Considering the retail cost of 100W and 200W solar panels, an 8-10KW inverter isn't THAT expensive and neither is an array of deep cycle marine batteries. Now if you want something like Tesla's powerwall that's going to cost quite a bit more.
I don’t understand what your trying to get at here.
Is it expensive to build an off-grid solar/battery system? Depends on how you are looking at it and if you are willing to adapt your lifestyle to it or not.
You need more in solar capacity (kWh) than you use in a typical day to go off grid and have it be sustainable. Since solar only runs for about 30% of the day at or near full output, and you need to run your home ~and~ recharge your batteries in that time, multiply your kW size requirement by a factor of 4-5 to get what you need in solar sizing.
A typical home with typical on-grid use patterns use will need on the order of 10kW or more of solar panels. If your willing to adapt your lifestyle, watch how you consume energy, time high/load activities with solar output, monitor and minimize battery cycling - you can get by with less. A single person on a very disciplined power budget might be able to get by with <1000W in panels - but that isn’t typical and it would be a pretty spartan power budget.

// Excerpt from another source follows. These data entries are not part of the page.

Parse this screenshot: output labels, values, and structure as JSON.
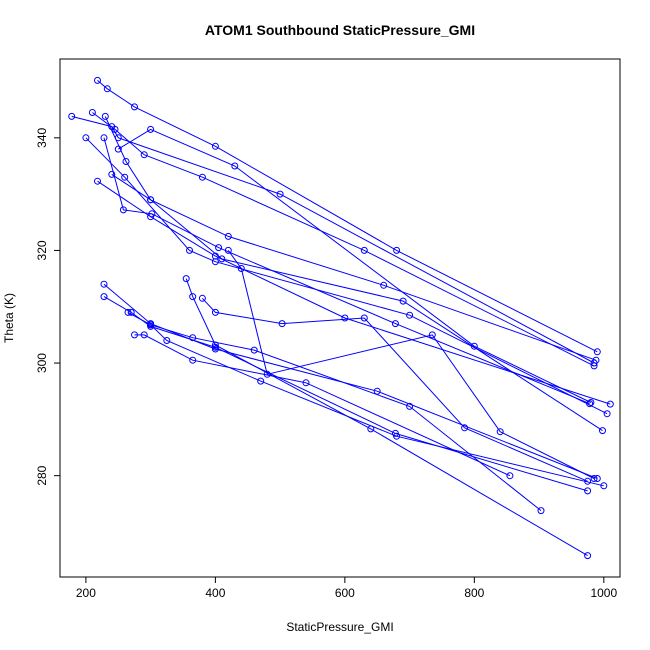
{
  "chart_data": {
    "type": "scatter",
    "title": "ATOM1 Southbound StaticPressure_GMI",
    "xlabel": "StaticPressure_GMI",
    "ylabel": "Theta (K)",
    "xlim": [
      160,
      1025
    ],
    "ylim": [
      262,
      354
    ],
    "xticks": [
      200,
      400,
      600,
      800,
      1000
    ],
    "yticks": [
      280,
      300,
      320,
      340
    ],
    "grid": false,
    "legend": "none",
    "color": "#0000ff",
    "series": [
      {
        "x": [
          178,
          240,
          250,
          500,
          985
        ],
        "y": [
          343.8,
          342,
          340,
          330,
          300
        ]
      },
      {
        "x": [
          218,
          233,
          275,
          400,
          680,
          990
        ],
        "y": [
          350.2,
          348.7,
          345.5,
          338.5,
          320,
          302
        ]
      },
      {
        "x": [
          210,
          245,
          290,
          380,
          630,
          985
        ],
        "y": [
          344.5,
          341.5,
          337,
          333,
          320,
          299.5
        ]
      },
      {
        "x": [
          230,
          262,
          300,
          420,
          660,
          988
        ],
        "y": [
          343.8,
          335.8,
          329,
          322.5,
          313.8,
          300.5
        ]
      },
      {
        "x": [
          228,
          258,
          302,
          405,
          678,
          978
        ],
        "y": [
          340,
          327.2,
          326.5,
          320.5,
          307,
          292.8
        ]
      },
      {
        "x": [
          218,
          300,
          400,
          600,
          1010
        ],
        "y": [
          332.3,
          326,
          319,
          308,
          292.7
        ]
      },
      {
        "x": [
          240,
          300,
          410,
          690,
          998
        ],
        "y": [
          333.5,
          329,
          318.5,
          311,
          288
        ]
      },
      {
        "x": [
          200,
          260,
          360,
          400,
          700,
          1005
        ],
        "y": [
          340,
          333,
          320,
          318,
          308.5,
          291
        ]
      },
      {
        "x": [
          228,
          300,
          400,
          650,
          990
        ],
        "y": [
          314,
          307,
          302.5,
          295,
          279.5
        ]
      },
      {
        "x": [
          228,
          270,
          300,
          400,
          678,
          975
        ],
        "y": [
          311.8,
          309,
          306.5,
          302.8,
          287.5,
          277.3
        ]
      },
      {
        "x": [
          265,
          300,
          325,
          470,
          680,
          1000
        ],
        "y": [
          309,
          306.8,
          304,
          296.8,
          287,
          278.2
        ]
      },
      {
        "x": [
          275,
          290,
          365,
          540,
          855
        ],
        "y": [
          305,
          305,
          300.5,
          296.5,
          280
        ]
      },
      {
        "x": [
          300,
          365,
          460,
          700,
          903
        ],
        "y": [
          306.8,
          304.5,
          302.3,
          292.3,
          273.8
        ]
      },
      {
        "x": [
          355,
          365,
          400,
          640,
          975
        ],
        "y": [
          315,
          311.8,
          303.2,
          288.3,
          265.8
        ]
      },
      {
        "x": [
          380,
          400,
          503,
          630,
          785,
          975
        ],
        "y": [
          311.5,
          309,
          307,
          308,
          288.5,
          279
        ]
      },
      {
        "x": [
          420,
          440,
          480,
          735,
          840,
          985
        ],
        "y": [
          320,
          316.8,
          298,
          305,
          287.8,
          279.5
        ]
      },
      {
        "x": [
          250,
          300,
          430,
          800,
          980
        ],
        "y": [
          338,
          341.5,
          335,
          303,
          293
        ]
      }
    ]
  }
}
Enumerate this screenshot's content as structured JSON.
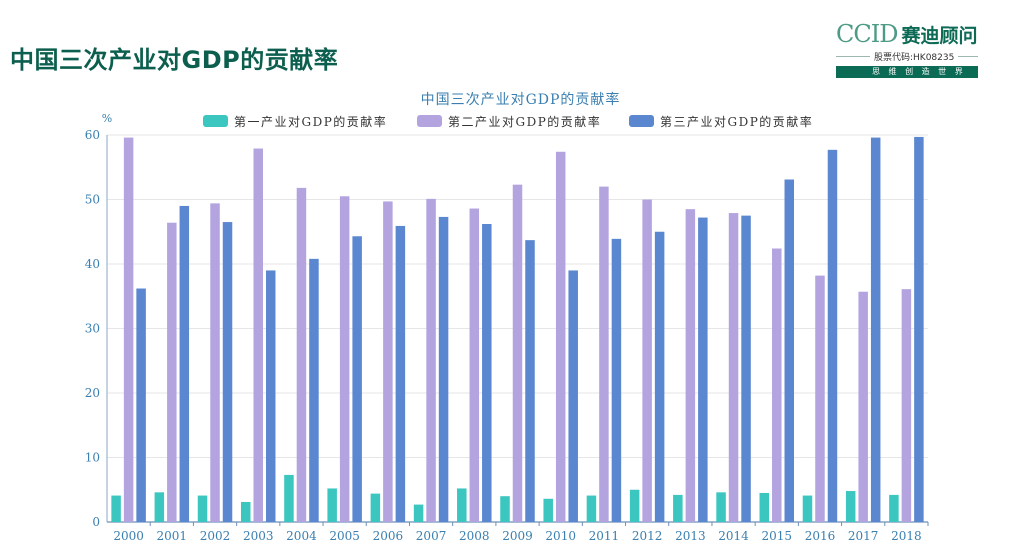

Also consider even with deep cycle batteries, your going to have to replace them periodically. About 5 years is average, 2 years isn’t uncommon, you might get lucky and get 7-8 years if you baby them. And your going to need more than 3 or 4 of them if you want to keep things like your fridge powered all night long. Off grid battery systems, to get enough storage to run all night and have decent lifespan, is typically a few thousand dollars worth of flooded lead acid deep cycles. Once you take into account the cycle life and amount of overprovisioning required to keep a useful lifespan and provide peak power/current - that’s where LiPo starts to give a better return than lead acid, even though it costs a lot more up front.
If you get a Habor Freight $199 10kW inverter, don’t be surprised if every appliance in your house starts to burn out on regular basis, or eat a set of batteries every 6 months. A quality off grid inverter, that can handle battery charge Control and utility grade voltage and frequency regulation is going to run about $4-6K for a typical house size (4-10kW).
Unless you really like that RV/camping lifestyle, it costs a good bit more than you would expect to have real, reliable off grid power. For nearly everyone, the utility rate is a pretty good deal. The only reasons solar is financially competitive are incentives/rebates, and Net Energy Metering. You take away either of those and solar all of a sudden has a very long payback compared to utility rates - and that especially includes off grid solar, as it won’t get NEM and has reoccurring storage replacement costs.